The Faculty member would then use student sketches as background to create the 1,000 word article about the distinguished alumnus/alumna (in this example, alumna Dr. Susan Smith) for the Theopolis Alumni Magazine. Once that article is created, the students and faculty would collaborate on how their particular alumnus/alumna could have committed the murder, and what their alibi might be. They will send that information to The Generative Literature Project.

Transmedia Potential

The class, if they wish, can create transmedia clues — utilizing Twitter and blogs to build-out relationships between characters and plot points. The Generative Literature Project will provide a Twitter identification and an email address for each of the alumni characters. Classes may wish to tweet on behalf of their alumnus/alumna; build relationships between their alumnus/alumna and other alumni assigned to other colleges, and include clues (and red herrings).

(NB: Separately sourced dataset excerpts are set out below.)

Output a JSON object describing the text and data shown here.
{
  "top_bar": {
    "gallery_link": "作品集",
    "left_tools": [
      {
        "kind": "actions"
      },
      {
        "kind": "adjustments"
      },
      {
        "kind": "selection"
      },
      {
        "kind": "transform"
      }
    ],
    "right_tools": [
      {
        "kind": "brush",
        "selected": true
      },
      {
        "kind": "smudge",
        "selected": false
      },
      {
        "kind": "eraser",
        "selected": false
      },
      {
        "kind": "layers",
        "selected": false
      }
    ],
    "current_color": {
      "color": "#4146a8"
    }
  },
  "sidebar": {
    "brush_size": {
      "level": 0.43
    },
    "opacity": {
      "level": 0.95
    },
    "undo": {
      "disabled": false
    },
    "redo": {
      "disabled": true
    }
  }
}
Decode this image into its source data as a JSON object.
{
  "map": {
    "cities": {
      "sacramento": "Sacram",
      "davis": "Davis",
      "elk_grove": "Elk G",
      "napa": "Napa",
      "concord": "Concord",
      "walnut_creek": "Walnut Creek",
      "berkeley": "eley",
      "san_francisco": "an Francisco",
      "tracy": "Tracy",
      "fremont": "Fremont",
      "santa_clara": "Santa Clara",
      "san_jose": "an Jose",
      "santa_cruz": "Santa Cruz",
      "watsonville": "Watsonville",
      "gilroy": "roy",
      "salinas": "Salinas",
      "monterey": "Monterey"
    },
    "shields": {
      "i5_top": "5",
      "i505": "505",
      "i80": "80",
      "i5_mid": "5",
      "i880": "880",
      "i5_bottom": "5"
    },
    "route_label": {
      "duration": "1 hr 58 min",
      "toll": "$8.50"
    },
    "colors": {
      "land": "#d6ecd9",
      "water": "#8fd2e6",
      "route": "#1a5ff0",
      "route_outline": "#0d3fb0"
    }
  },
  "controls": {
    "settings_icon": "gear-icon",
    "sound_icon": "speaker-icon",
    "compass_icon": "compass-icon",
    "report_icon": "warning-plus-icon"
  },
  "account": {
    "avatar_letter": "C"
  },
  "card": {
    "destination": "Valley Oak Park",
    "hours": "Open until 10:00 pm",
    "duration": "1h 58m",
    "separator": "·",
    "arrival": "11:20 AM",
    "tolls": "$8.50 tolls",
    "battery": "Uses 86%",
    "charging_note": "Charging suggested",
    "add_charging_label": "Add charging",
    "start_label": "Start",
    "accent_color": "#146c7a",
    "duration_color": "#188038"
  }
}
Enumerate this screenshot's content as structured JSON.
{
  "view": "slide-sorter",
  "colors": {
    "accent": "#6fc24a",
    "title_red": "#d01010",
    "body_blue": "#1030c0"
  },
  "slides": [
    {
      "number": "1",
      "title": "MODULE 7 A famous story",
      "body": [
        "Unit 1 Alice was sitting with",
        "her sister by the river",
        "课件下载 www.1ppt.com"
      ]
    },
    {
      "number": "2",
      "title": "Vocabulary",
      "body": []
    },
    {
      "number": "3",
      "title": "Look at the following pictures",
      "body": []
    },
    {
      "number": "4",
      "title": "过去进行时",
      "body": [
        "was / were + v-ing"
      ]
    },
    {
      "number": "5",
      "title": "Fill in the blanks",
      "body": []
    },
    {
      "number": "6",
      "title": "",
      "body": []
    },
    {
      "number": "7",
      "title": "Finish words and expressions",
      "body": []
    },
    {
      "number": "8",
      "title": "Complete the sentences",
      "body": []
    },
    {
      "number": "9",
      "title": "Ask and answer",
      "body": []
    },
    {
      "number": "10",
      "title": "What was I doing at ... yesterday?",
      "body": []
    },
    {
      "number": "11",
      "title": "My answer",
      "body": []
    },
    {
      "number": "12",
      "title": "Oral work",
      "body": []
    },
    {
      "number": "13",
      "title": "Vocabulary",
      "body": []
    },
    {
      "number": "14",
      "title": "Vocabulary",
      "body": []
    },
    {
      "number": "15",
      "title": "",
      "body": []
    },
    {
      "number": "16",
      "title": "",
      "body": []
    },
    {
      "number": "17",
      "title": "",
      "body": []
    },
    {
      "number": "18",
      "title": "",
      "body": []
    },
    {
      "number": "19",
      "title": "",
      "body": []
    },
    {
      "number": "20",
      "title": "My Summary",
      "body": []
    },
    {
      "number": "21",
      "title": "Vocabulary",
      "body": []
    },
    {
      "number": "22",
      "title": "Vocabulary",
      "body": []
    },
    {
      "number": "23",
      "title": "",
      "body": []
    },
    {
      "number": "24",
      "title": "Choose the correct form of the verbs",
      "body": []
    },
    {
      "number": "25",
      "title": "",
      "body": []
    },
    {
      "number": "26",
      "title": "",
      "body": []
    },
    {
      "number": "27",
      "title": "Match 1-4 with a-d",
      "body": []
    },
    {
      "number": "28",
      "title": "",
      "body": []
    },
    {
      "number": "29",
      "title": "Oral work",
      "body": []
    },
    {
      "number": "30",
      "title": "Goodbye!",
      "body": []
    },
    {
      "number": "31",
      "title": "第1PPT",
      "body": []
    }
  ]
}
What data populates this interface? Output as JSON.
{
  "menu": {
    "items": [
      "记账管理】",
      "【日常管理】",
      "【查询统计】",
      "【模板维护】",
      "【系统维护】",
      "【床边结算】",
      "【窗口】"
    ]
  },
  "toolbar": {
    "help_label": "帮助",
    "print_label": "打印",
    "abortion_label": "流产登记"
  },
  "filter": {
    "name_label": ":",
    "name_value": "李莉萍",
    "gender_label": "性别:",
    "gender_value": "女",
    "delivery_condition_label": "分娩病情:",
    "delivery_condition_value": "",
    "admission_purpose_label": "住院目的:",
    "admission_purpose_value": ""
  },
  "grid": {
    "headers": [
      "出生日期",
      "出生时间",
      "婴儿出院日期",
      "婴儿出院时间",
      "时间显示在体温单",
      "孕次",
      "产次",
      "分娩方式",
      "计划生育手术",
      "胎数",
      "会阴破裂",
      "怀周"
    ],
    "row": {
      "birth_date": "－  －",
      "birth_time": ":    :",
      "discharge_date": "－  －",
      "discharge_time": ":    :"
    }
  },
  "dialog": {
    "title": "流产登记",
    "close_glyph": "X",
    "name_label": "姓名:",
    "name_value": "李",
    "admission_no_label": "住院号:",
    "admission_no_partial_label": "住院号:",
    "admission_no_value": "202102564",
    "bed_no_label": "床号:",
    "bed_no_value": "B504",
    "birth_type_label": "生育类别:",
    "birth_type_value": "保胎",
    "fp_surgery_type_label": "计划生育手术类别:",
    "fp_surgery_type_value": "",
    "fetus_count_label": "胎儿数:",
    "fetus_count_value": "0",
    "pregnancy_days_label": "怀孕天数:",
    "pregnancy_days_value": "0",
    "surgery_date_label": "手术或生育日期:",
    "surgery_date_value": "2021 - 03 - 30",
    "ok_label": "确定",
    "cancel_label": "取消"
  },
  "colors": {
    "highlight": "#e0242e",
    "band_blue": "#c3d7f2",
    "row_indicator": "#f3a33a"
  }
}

Not only could classes begin working with Twitter and other social media in the initial phase of the project, but we see a potential for this project going far beyond its initial scope. We are working toward publishing the narrative student and faculty work in a way that it could be gamified, richly illustrated, and interactive. We want to invite crowdsourcing and fan fiction, and we could invite other types of classes to become involved in the project as well (think of legal classes preparing prosecution and defense for each of the characters, or forensic medicine classes building out some autopsies and clue trails). This project could take on a life of its own, and we began to think of the possibilities of an unconstrained digital project.